İnsan bireyinin toplum içindeki özgürlüğü, insanın toplumda var olan tüm olanakların her bir insana kendisini gerçekleştirmesi için koşulsuz sunulmasıyla mümkündür. Toplum bu bakımdan hiçbir insana gelişimine engel oluşturacak bariyerler oluşturmamalıdır. Tersine, onlara kendilerini gerçekleştirmeleri için toplumsal yaşamın her alanını onların bizzat deneyimine açmalıdır. Böylece bireye toplumu özgürce edinme yani toplumda kendisini gerçekleştirme olanağı sunulmuş olacaktır. Hegel’e göre, halkın devlet karşısında örgütlenmesi ve bir güç olması, devletin varlığı için bir tehlike değil, bir bütün olarak halkın özgürlüğü için bir zorunluluktur.

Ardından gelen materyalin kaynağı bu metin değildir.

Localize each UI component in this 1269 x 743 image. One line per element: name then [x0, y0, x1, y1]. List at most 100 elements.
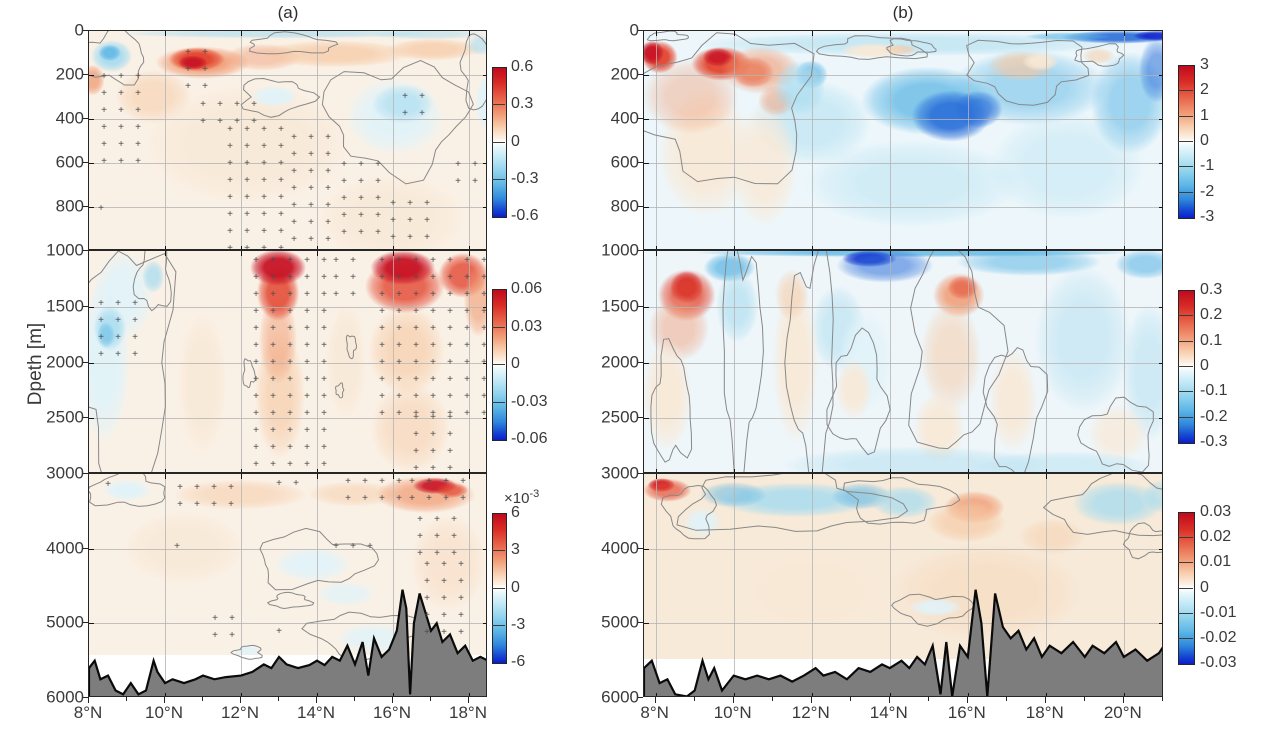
- axis-tick-inner: [733, 246, 735, 249]
- axis-tick-inner: [483, 163, 486, 164]
- x-minor-tick-mark: [354, 697, 355, 701]
- axis-tick-inner: [644, 362, 649, 364]
- axis-tick-inner: [165, 693, 166, 696]
- grid-line-vertical: [469, 474, 470, 696]
- axis-tick-inner: [811, 469, 813, 472]
- y-tick-label: 3000: [601, 463, 639, 483]
- grid-line-horizontal: [89, 119, 486, 120]
- colorbar-label: -0.02: [1200, 628, 1237, 646]
- colorbar-label: 1: [1200, 106, 1209, 124]
- axis-tick-inner: [393, 469, 394, 472]
- axis-tick-inner: [317, 469, 318, 472]
- colorbar-tick: [1178, 537, 1193, 539]
- contour-layer: [650, 251, 1154, 472]
- colorbar-label: 0: [511, 578, 520, 596]
- y-tick-label: 800: [55, 196, 84, 216]
- axis-tick-inner: [89, 418, 94, 420]
- axis-tick-inner: [1159, 75, 1162, 76]
- zero-contour-line: [815, 35, 928, 60]
- y-tick-label: 400: [55, 108, 84, 128]
- x-tick-label: 18°N: [449, 703, 487, 722]
- y-tick-mark: [638, 250, 643, 251]
- x-tick-mark: [88, 697, 89, 703]
- grid-line-vertical: [655, 31, 657, 249]
- axis-tick-inner: [483, 306, 486, 308]
- grid-line-vertical: [889, 31, 891, 249]
- y-tick-label: 1000: [601, 240, 639, 260]
- colorbar-tick: [1178, 391, 1193, 393]
- axis-tick-inner: [889, 31, 891, 36]
- zero-contour-line: [886, 38, 937, 57]
- axis-tick-inner: [889, 469, 891, 472]
- y-tick-mark: [83, 361, 88, 363]
- zero-contour-line: [843, 477, 961, 525]
- axis-tick-inner: [89, 207, 94, 208]
- grid-line-vertical: [655, 474, 657, 696]
- x-tick-mark: [1122, 697, 1124, 703]
- colorbar-label: 3: [1200, 56, 1209, 73]
- axis-tick-inner: [644, 306, 649, 308]
- y-tick-mark: [638, 697, 643, 698]
- y-tick-mark: [638, 30, 643, 31]
- axis-tick-inner: [317, 474, 318, 479]
- axis-tick-inner: [317, 251, 318, 256]
- axis-tick-inner: [967, 251, 969, 256]
- grid-line-vertical: [967, 251, 969, 472]
- zero-contour-line: [908, 251, 1009, 450]
- colorbar: [492, 289, 507, 441]
- grid-line-horizontal: [644, 548, 1162, 550]
- x-minor-tick-mark: [1005, 697, 1007, 701]
- x-tick-label: 14°N: [297, 703, 335, 722]
- axis-tick-inner: [889, 693, 891, 696]
- axis-tick-inner: [317, 31, 318, 36]
- colorbar-tick: [1178, 587, 1193, 589]
- axis-tick-inner: [469, 469, 470, 472]
- zero-contour-line: [660, 484, 718, 540]
- axis-tick-inner: [165, 31, 166, 36]
- bathymetry-profile: [89, 589, 486, 696]
- axis-tick-inner: [1159, 119, 1162, 120]
- colorbar-label: 0.01: [1200, 553, 1232, 571]
- axis-tick-inner: [241, 251, 242, 256]
- axis-tick-inner: [1045, 469, 1047, 472]
- x-tick-label: 18°N: [1025, 703, 1064, 722]
- colorbar-label: 0: [511, 355, 520, 372]
- axis-tick-inner: [811, 474, 813, 479]
- x-tick-label: 12°N: [791, 703, 830, 722]
- colorbar-label: -1: [1200, 157, 1215, 175]
- axis-tick-inner: [1123, 693, 1125, 696]
- zero-contour-line: [966, 39, 1090, 106]
- heatmap-band: [643, 473, 1163, 697]
- axis-tick-inner: [967, 474, 969, 479]
- axis-tick-inner: [811, 246, 813, 249]
- x-tick-mark: [316, 697, 317, 703]
- colorbar-label: 0.03: [1200, 503, 1232, 520]
- grid-line-vertical: [165, 251, 166, 472]
- axis-tick-inner: [733, 31, 735, 36]
- axis-tick-inner: [1045, 693, 1047, 696]
- y-tick-mark: [83, 118, 88, 119]
- x-minor-tick-mark: [1083, 697, 1085, 701]
- x-tick-mark: [468, 697, 469, 703]
- axis-tick-inner: [1123, 469, 1125, 472]
- colorbar: [1178, 65, 1195, 219]
- colorbar: [492, 513, 507, 664]
- y-tick-label: 5000: [46, 612, 84, 632]
- grid-line-vertical: [317, 31, 318, 249]
- heatmap-band: + + + + + + + + + + + + + + + + + + + + + + + + + + + + + + + + + + + + + + + +…: [88, 250, 487, 473]
- axis-tick-inner: [241, 469, 242, 472]
- axis-tick-inner: [469, 474, 470, 479]
- axis-tick-inner: [89, 362, 94, 364]
- axis-tick-inner: [644, 418, 649, 420]
- axis-tick-inner: [241, 693, 242, 696]
- y-tick-label: 0: [629, 20, 639, 40]
- colorbar-tick: [492, 141, 505, 143]
- colorbar-label: -6: [511, 653, 526, 670]
- axis-tick-inner: [483, 75, 486, 76]
- axis-tick-inner: [967, 469, 969, 472]
- x-tick-mark: [1044, 697, 1046, 703]
- heatmap-band: [643, 250, 1163, 473]
- colorbar-label: 0.2: [1200, 306, 1223, 324]
- zero-contour-line: [459, 33, 486, 111]
- grid-line-vertical: [317, 251, 318, 472]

Toplumda var olan tüm ilişkiler tanınma ilkesine dayalıdır ve bu koşul yerine gelmezse, ilişkiler giderek bir efendi-köle ilişkisine yani özgürlüğün bir bütün olarak kaybolmasına neden olan ilişkiye dönüşür. Hegel’in bu gözlemi halkların birbiriyle olan ilişkisi için de geçerlidir. Hegel, bu bağlamda halklar arası ilişkinin gerçekleşmesini, onların politik kurumu olan devletler ve sanat ve kültür gibi başka farklı kurumlar üzerinden gerçekleşmesini farklı açılardan değerlendirir. Hegel’e göre, karşılıklı tanınma olsa bile devletlerarası ilişkiler ilkesel olarak güç ve iktidar ilişkileridir. Bir özgürlük durumu olarak betimlenebilecek ebedi barış durumu ancak halkların kendilerinin eseri olabilir.